The Mechanisms of Replication

What I want to do now is to step through the mechanisms we think are responsible for replicating DNA. The first thing we know that has to happen is that the two sides of the DNA double strand have to be separated. They are separated by an enzyme called helicase. You might by now note a pattern of how scientists name enzymes. They always end with “ase”, and their name tells you exactly what they do.

Once helicases have done its job, there are other sets of proteins that come along. These are generically called single-strand binding proteins. These proteins come and sit on the now open DNA and hold it open. This is like putting a chock in there, so that the thing can’t zip back.

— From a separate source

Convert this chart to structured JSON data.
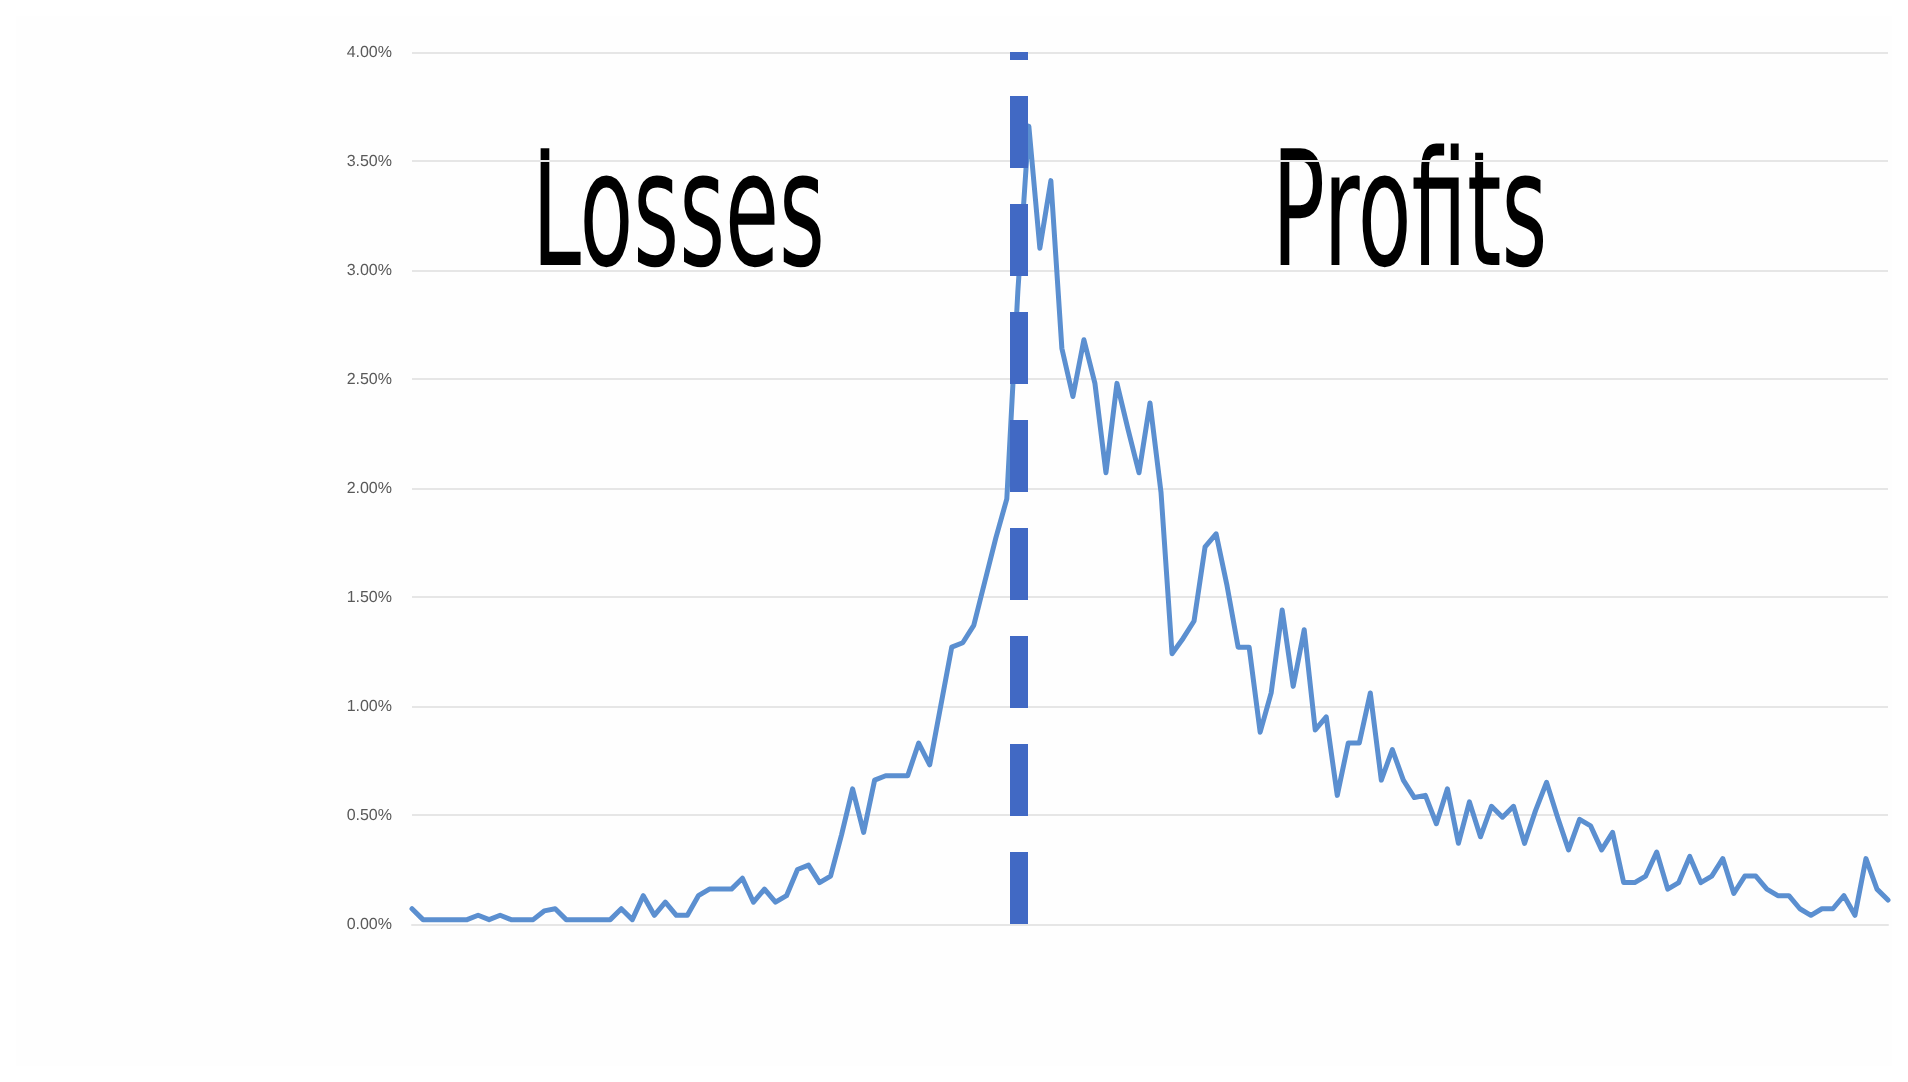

Now is the turn of the major player, the enzyme Kornberg found, DNA polymerase. What this enzyme does, as it names implies, is to polymerize the new nucleotides on the growing new strand of DNA, as it is being complimentarily matched to the older template strand. The nucleotide monomers that are added on to the growing strand are in a slightly different form.

The bases that are being added on by DNA polymerase are not being chosen by DNA polymerase itself. Instead, they are being lined up through the complimentary base-pairing that’s inherent to the nucleotides. A with T, C with G. All DNA polymerase does is to go to the next nucleotide, and build a strong chemical bond between the growing strand and the next nucleotide that’s going to be added. It just finds what’s there, and what’s there is there because of the complimentary base-pairing of that nucleotide with the corresponding one on the old template strand.

Complimentary base-pairing is really the key to DNA replication. All else are just details. We could talk about all these details, but we’ve already seen the key issues. At the end we see that Watson and Crick not only had it right, but almost 50 years later, we’ve seen exactly how that mechanism works. Our understanding of these mechanisms of DNA replication has been central to sequencing human DNA and manipulating it to our whims. Also, it helps us understand one of the essential processes of life, which is reproduction, and, by extension, the evolution of life.